Let’s say someone goes on a supplementary training or education course, and they are able to take one or two things from that course and apply them so that they change themselves for the better. If by applying those one or two takeaways, they change their mindset, their lifestyle, or the way they work for the better, then they have succeeded in personally developing to the next level. 

On the other hand, someone could undergo additional training or attend an educational course, and they may feel good about it while they’re there. But if they fail to apply it in their work, then all they’ve effectively done is listen to somebody speak for a long time. 

Why is self development important?

We are in the age of disruption, and one thing that’s very clear about it is that previous experience is no longer a reliable indicator of the future. Therefore, change means getting out of your comfort zone. The people who will make it in this environment are those who dare, those who act on their desires, and those who can adapt themselves without being told to.

At Minor, for example, we used to allow 3-5 years for employees to conduct experimental projects. But now we have hackathons - a startup methodology - where the project must be delivered within 72 hours.

Putting what you learn into practice

When we conduct a personal assessment of an individual, three areas in which they need to improve are identified. Their manager and team should be thinking about the changes that they want to see in this particular team member, not which courses to send them on. 

You can’t just teach or do something once and call that training. I’m often invited to conduct training events as a speaker or a coach, where people pay to attend. 

I always say to them, “There’s no way that you’re going to use every single thing that we talk about here. But after this class ends and you go back to face your work, please do get in touch with me to discuss how you can use what I teach to solve your problems. I  owe it to everyone who is paying to listen to me.” But sadly, I know I will never hear from most of them again, and the people who do get in touch usually disappear after contacting me a couple of times at most. It’s a shame because they’re missing out on the opportunity to be coached through the challenges that they can take action on.

The desire to learn is a weapon

To learn effectively, we must first set the right goals and understand our career path. If we don’t know these two things we will not understand why we’re even supposed to learn.

For example, an accountant at Minor might requests English language lessons, citing that they want to be able to personally communicate with the many foreign employees at Minor. I would tell them that I will approve the request on condition that they work at our Khaosan Road branch of Burger King every Friday, so that put what they learn into action. More often than not, they withdraw the request with plenty of excuses. In order to effectively learn, you have to know why you are learning. 

Understanding how you learn

There are many different styles of learning. Some like to study from literature written on the subject, some learn well through group discussions, while some might prefer to pose questions and learn via practical experimentation. 
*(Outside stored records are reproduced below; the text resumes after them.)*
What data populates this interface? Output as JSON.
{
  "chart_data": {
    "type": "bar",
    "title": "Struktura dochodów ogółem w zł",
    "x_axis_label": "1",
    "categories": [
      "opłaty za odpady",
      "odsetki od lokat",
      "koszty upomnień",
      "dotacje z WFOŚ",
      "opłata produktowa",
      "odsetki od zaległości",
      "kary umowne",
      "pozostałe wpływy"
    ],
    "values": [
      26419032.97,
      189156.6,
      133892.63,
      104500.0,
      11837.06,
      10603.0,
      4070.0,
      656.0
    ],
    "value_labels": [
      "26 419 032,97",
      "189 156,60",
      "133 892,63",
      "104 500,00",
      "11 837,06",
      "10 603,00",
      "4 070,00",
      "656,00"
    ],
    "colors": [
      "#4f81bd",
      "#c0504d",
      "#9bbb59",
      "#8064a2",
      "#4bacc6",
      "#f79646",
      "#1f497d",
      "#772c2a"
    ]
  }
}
If you want employees to understand how they really learn, you have to let them try new things, and allow them to be honest with themselves about whether or not they enjoy what they do. Take me, for example: I used to really dislike reading, basically because I hated being forced to read. But realised that I was probably missing out on something, so I started reading visual novels, and then I moved on to reading books that were collections of quotes, until I finally became comfortable with reading entire tomes that were full of nothing but text. 

But whatever your style of learning is, you need to get good at note-taking. This is how you develop the skill of identifying the points that are most salient to you. An easy way to remember is, “eyes see, ears listen, hand writes.” You need to do whatever you need to do to ensure that what you learn will be used later on. 
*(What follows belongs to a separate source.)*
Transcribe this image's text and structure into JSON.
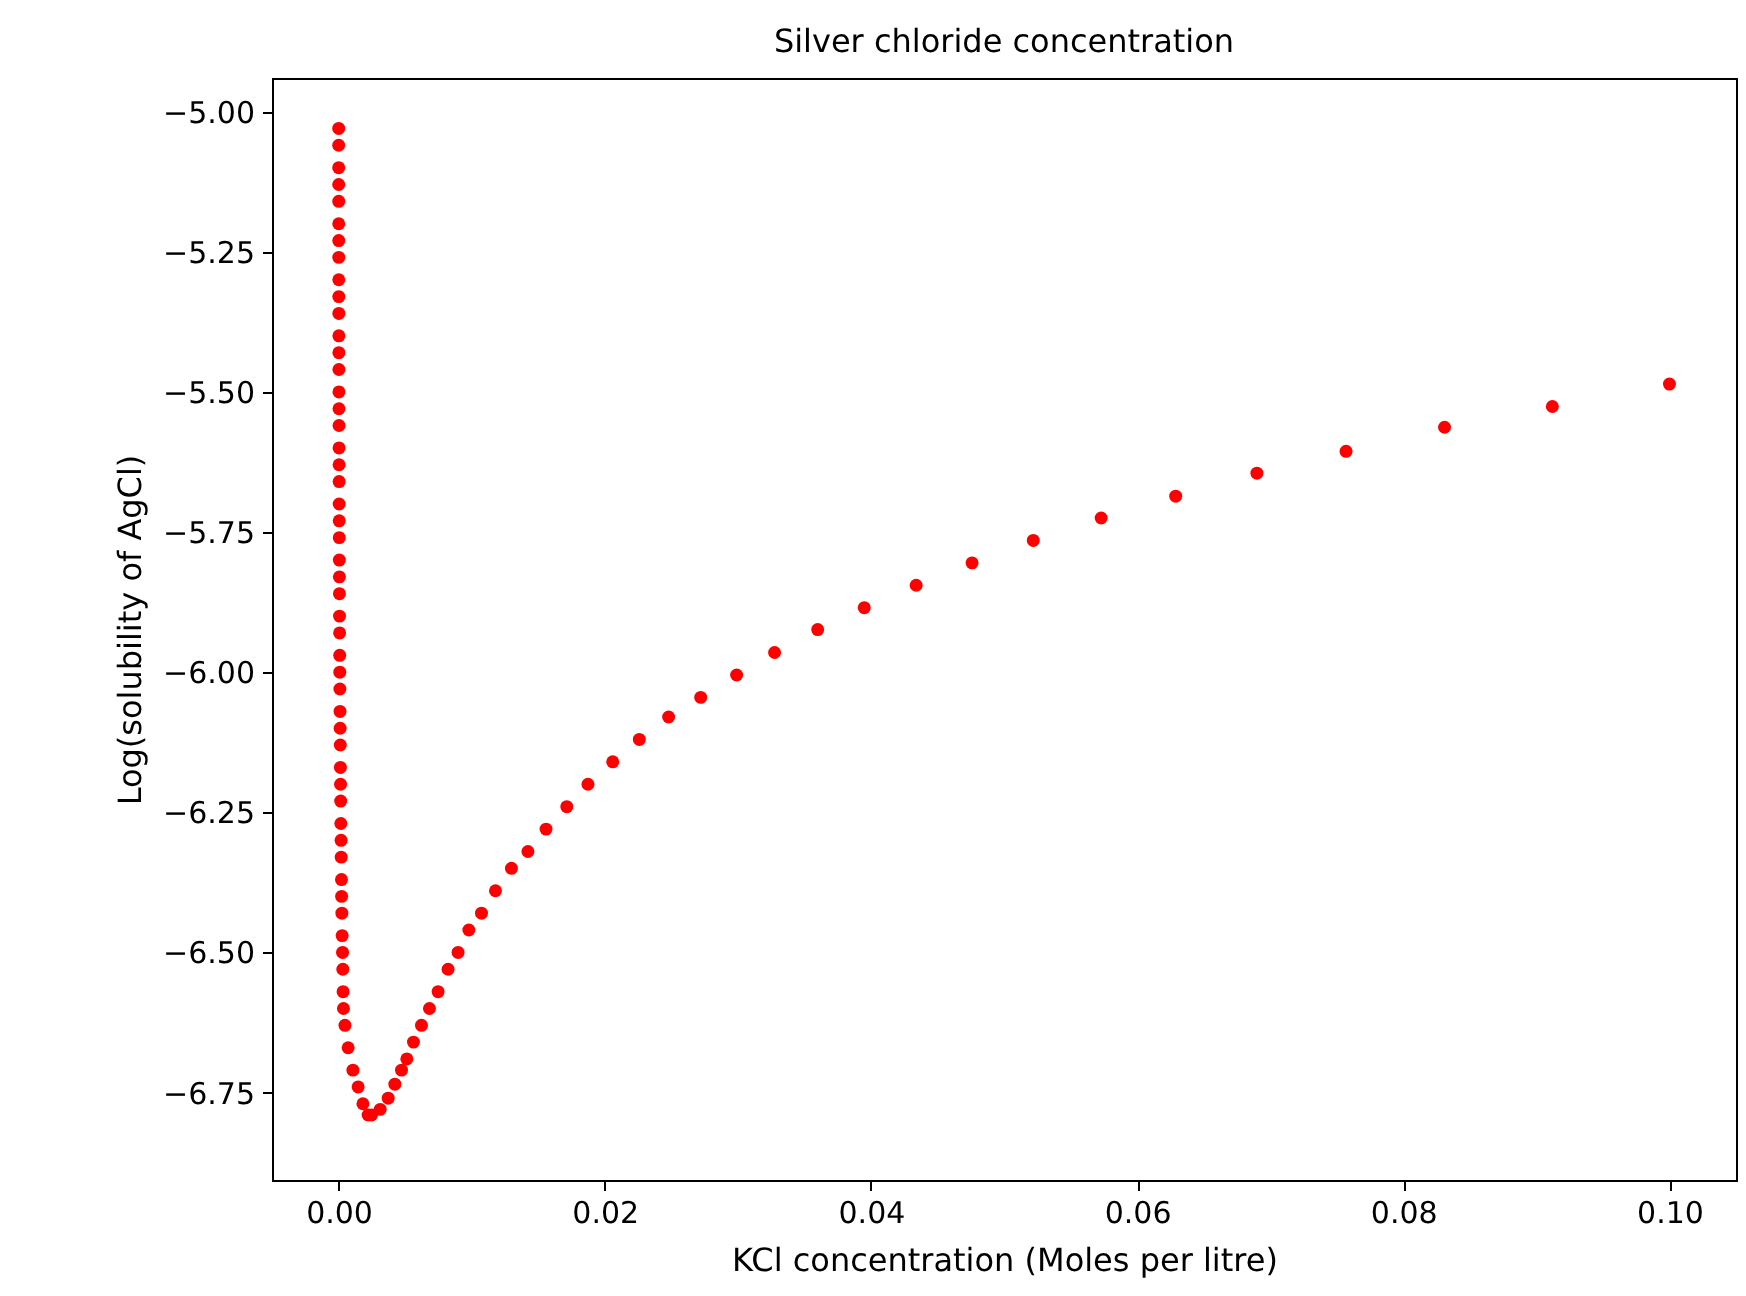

Self improvement in a nutshell

1.    Don’t learn from your point of view (you already know what you think!). Learn from the feedback given to you by others.

2.    Measure your learning effectiveness by the success that you achieve with what you learn. 

3.    Find an inspirational role model, study the principles behind the way they think and how they work, and apply those principles to your own work. 

4.    Unlearn what doesn’t work, and overhaul your existing knowledge and assumptions. Take what you’ve used or relied upon over the past three years and consider whether it is really best or necessary to continue doing things that way. 

5.    What is guaranteed to never happen is gaining new knowledge and learning without any effort on your part. 

6.    Understand how to use digital technologies. Not just the tools that you have to use at work, but also learn about other tools or programs that can be brought to good use in your work.